Method | Description |
---|
Animals | - Crushing by elephant.
- Biting by animals, as in damnatio ad bestias (i.e., the cliché, "being thrown to the lions"), as well as alligators, crocodiles, piranhas, scorpions, sharks and venomous snakes.
- Tearing apart by horses (e.g., in medieval Europe and Imperial China, with four horses; or "quartering", with four horses, as in The Song of Roland), variant with tearing apart by camels was sometimes used in the Middle East.
- Trampling by horses (example: Al-Musta'sim, the last Abbasid Caliph in Baghdad).
- Poena cullei, used during the Roman Empire. The victim was stuffed into a sack with a number of animals and thrown into a body of water.
|
Asphyxia | |
Back-breaking | A Mongolian method of execution that avoided the spilling of blood on the ground (example: the Mongolian leader Jamukha was probably executed this way in 1206). |
Blowing from a gun | Tying to the mouth of a cannon, which is then fired. |
Blood eagle | Cutting the skin of the victim by the spine, breaking the ribs so they resembled blood-stained wings, and pulling the lungs out through the wounds in the victim's back. Possibly used by the Vikings (of disputed historicity). |
Boiling | Carried out using a large cauldron filled with water, oil, tar, tallow, or even molten lead. |
Breaking wheel | Also known as the Catherine wheel, after Catherine of Alexandria who was executed by this method. |
Burning | - At the stake. Infamous as a method of execution for heretics and witches. A slower method of applying single pieces of burning wood was used by Native Americans to torture their captives to death.
- Molten metal. Marcus Licinius Crassus and Pavlo Pavliuk were supposedly killed this way. The execution method is associated with counterfeits (by pouring down the neck) or traitors (by pouring on the head).

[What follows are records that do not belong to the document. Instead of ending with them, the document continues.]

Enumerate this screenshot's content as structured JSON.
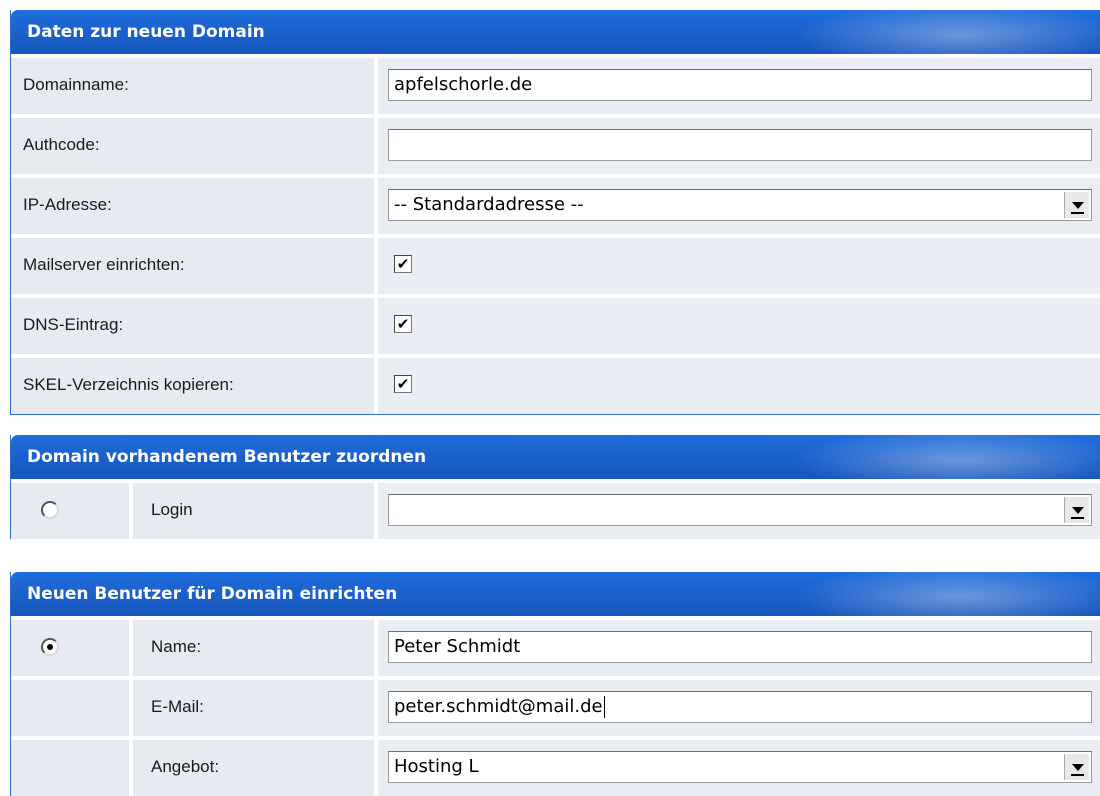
{
  "section1": {
    "title": "Daten zur neuen Domain",
    "domainname_label": "Domainname:",
    "domainname_value": "apfelschorle.de",
    "authcode_label": "Authcode:",
    "authcode_value": "",
    "ip_label": "IP-Adresse:",
    "ip_value": "-- Standardadresse --",
    "mailserver_label": "Mailserver einrichten:",
    "mailserver_checked": true,
    "dns_label": "DNS-Eintrag:",
    "dns_checked": true,
    "skel_label": "SKEL-Verzeichnis kopieren:",
    "skel_checked": true
  },
  "section2": {
    "title": "Domain vorhandenem Benutzer zuordnen",
    "radio_selected": false,
    "login_label": "Login",
    "login_value": ""
  },
  "section3": {
    "title": "Neuen Benutzer für Domain einrichten",
    "radio_selected": true,
    "name_label": "Name:",
    "name_value": "Peter Schmidt",
    "email_label": "E-Mail:",
    "email_value": "peter.schmidt@mail.de",
    "angebot_label": "Angebot:",
    "angebot_value": "Hosting L"
  },
  "icons": {
    "check": "✔",
    "dropdown": "dropdown-arrow-icon"
  }
}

- Brazen bull. The victim was put inside an iron bull statue and then cooked alive after a fire was lit under it (of disputed historicity).
|
Crushing | By a weight, abruptly or as a slow ordeal. Giles Corey and John Darren Caymo were killed this way. |
Dismemberment | Used as punishment for high treason in the Ancien régime; also used by several others countries at various points in history. |
Drowning | Execution by drowning is attested very early in history, by a large variety of cultures, and as the method of execution for many different offences. |
Drawing and quartering | English method of execution for high treason. |
Falling | The victim is thrown off a height or into a hollow (example: the Barathron in Athens, into which the Athenian generals condemned for their part in the battle of Arginusae were cast). In Argentina during the Dirty War, those secretly abducted were later drugged and thrown from an airplane into the ocean. |
Flaying | The removal of the entire skin. |
Impalement | The penetration of the body by an object such as a stake, pole, spear, or hook, often by complete or partial perforation of the torso. |
Keelhauling | European maritime punishment of dragging the victim against the barnacles on a ship (not usually intended to be lethal). |
Poisoning | Before modern times, sayak (사약, 賜藥) was the method used for nobles (yangban) and royals during the Joseon Dynasty in Korea due to the Confucianist belief that one may kill a seonbi but may not insult him (사가살불가욕, 士可殺不可辱). Poisoning by drinking an infusion of hemlock was used as a method of execution in Ancient Greece (e.g., the death of Socrates). |
Sawing | Practiced by sawing or cutting a victim in half, either sagittally (usually midsagittally), or transversely. |
Scaphism | An Ancient Persian method of execution in which the condemned was placed in between two boats, force-fed a mixture of milk and honey, and left floating in a stagnant pond. The victim would then suffer from severe diarrhoea, which would attract insects that would burrow and nest in the victim, eventually causing death from sepsis. Of disputed historicity. |
Slow slicing | The methodical removal of portions of the body over an extended period of time, usually with a knife, eventually resulting in death. Sometimes known as "death by a thousand cuts".- Pendulum. A machine with an axe head for a weight that slices closer to the victim's torso over time (of disputed historicity).
|
Exposure | - Crucifixion. Roping or nailing to a wooden cross or similar apparatus (such as a tree) and leaving to perish. The crucifixion of Jesus is the most notable instance of this method.
- Gibbeting. The victim is placed in cage hanging from a gallows-type structure in a public location and left to die to deter other existing or potential criminals.
- Immurement. The confinement of the victim by walling in. Though this was also used as a form of imprisonment for life, in which case, the victim was usually fed and watered.